Tip: To remove suppression, click Remove All Suppression.
You are a business analyst at the Great Outdoors Company, which sells sporting equipment. You are asked to compare the quantity of mountaineering equipment sold at each retailer site with the quantity of returns.
You want to remove the cells in the crosstab that do not contain any values.
Before you can try this example, you must set up the sample packages that come with Cognos 8. For more information, see the Cognos 8 Administration and Security Guide.
In the Cognos Connection home page, click the Public Folders tab.
Click the GO Sales (analysis) package.
Click the Analysis Studio link.
Analysis Studio opens, and data from the GO Sales (analysis) package appears in the source tree.
Expand the Sales (analysis) folder and drag Quantity to the Columns area in the crosstab.
Expand the Returned items (analysis) folder and nest Return Quantity next to the Quantity column.
Expand the Sales (analysis) folder down to the retailer site city level.
Right-click on any city and click Insert Level (Retailer Site) as rows.
Expand the Sales (analysis) folder down to the product line level and drag Mountaineering Equipment into the Context filter section of the overview area.
In the resulting crosstab, some retailer sites have sold products and have no returns.
If you apply suppression on Return quantity, you remove the rows Charlottetown and Montreal because they have no returns of mountaineering equipment, even though they contain values for Quantity.
This is a good result if your main interest is in Return quantity. However, if you want to ensure that suppression is applied to the entire crosstab so that you remove only rows where all cell values are null or zero, you must apply suppression to each column so that the suppression picks up the context of each measure. By applying suppression to Quantity as well as to Return quantity, now Charlottetown and Montreal reappear in the crosstab.
Totals-based suppression removes rows or columns where the total results in a null or zero value throughout the analysis. You cannot remove sparse data from individual rows or columns.

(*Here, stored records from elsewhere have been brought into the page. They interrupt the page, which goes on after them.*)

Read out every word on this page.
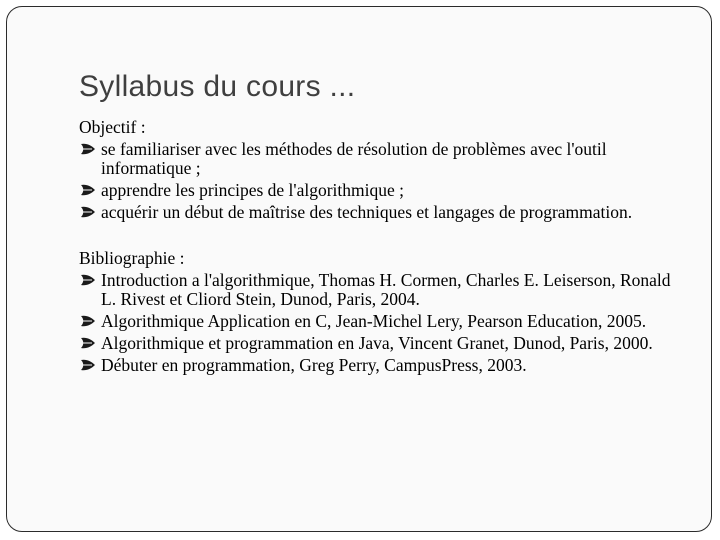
Syllabus du cours ...
Objectif :
se familiariser avec les méthodes de résolution de problèmes avec l'outil informatique ;
apprendre les principes de l'algorithmique ;
acquérir un début de maîtrise des techniques et langages de programmation.
Bibliographie :
Introduction a l'algorithmique, Thomas H. Cormen, Charles E. Leiserson, Ronald L. Rivest et Cliord Stein, Dunod, Paris, 2004.
Algorithmique Application en C, Jean-Michel Lery, Pearson Education, 2005.
Algorithmique et programmation en Java, Vincent Granet, Dunod, Paris, 2000.
Débuter en programmation, Greg Perry, CampusPress, 2003.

In your analysis, if the columns contain a measure and the rows contain items, you cannot suppress rows. Similarly, if the rows contain a measure and the columns contain items, you cannot suppress columns. Instead, define a filter such as measure > O or measure IS NOT NULL to suppress rows or columns that have zero or null total values.
Note: If the administrator has configured Analysis Studio to use selection-based suppression, all analyses previously created using totals-based suppression are automatically converted to the new suppression when opened.
Click the suppress items button on
the toolbar.
Choose where to apply the suppression:
Choose a suppression option to apply:
A suppression icon next to the item label in the overview area indicates that suppression is applied.
Tip: To remove suppression, repeat step 1 and click No Suppression.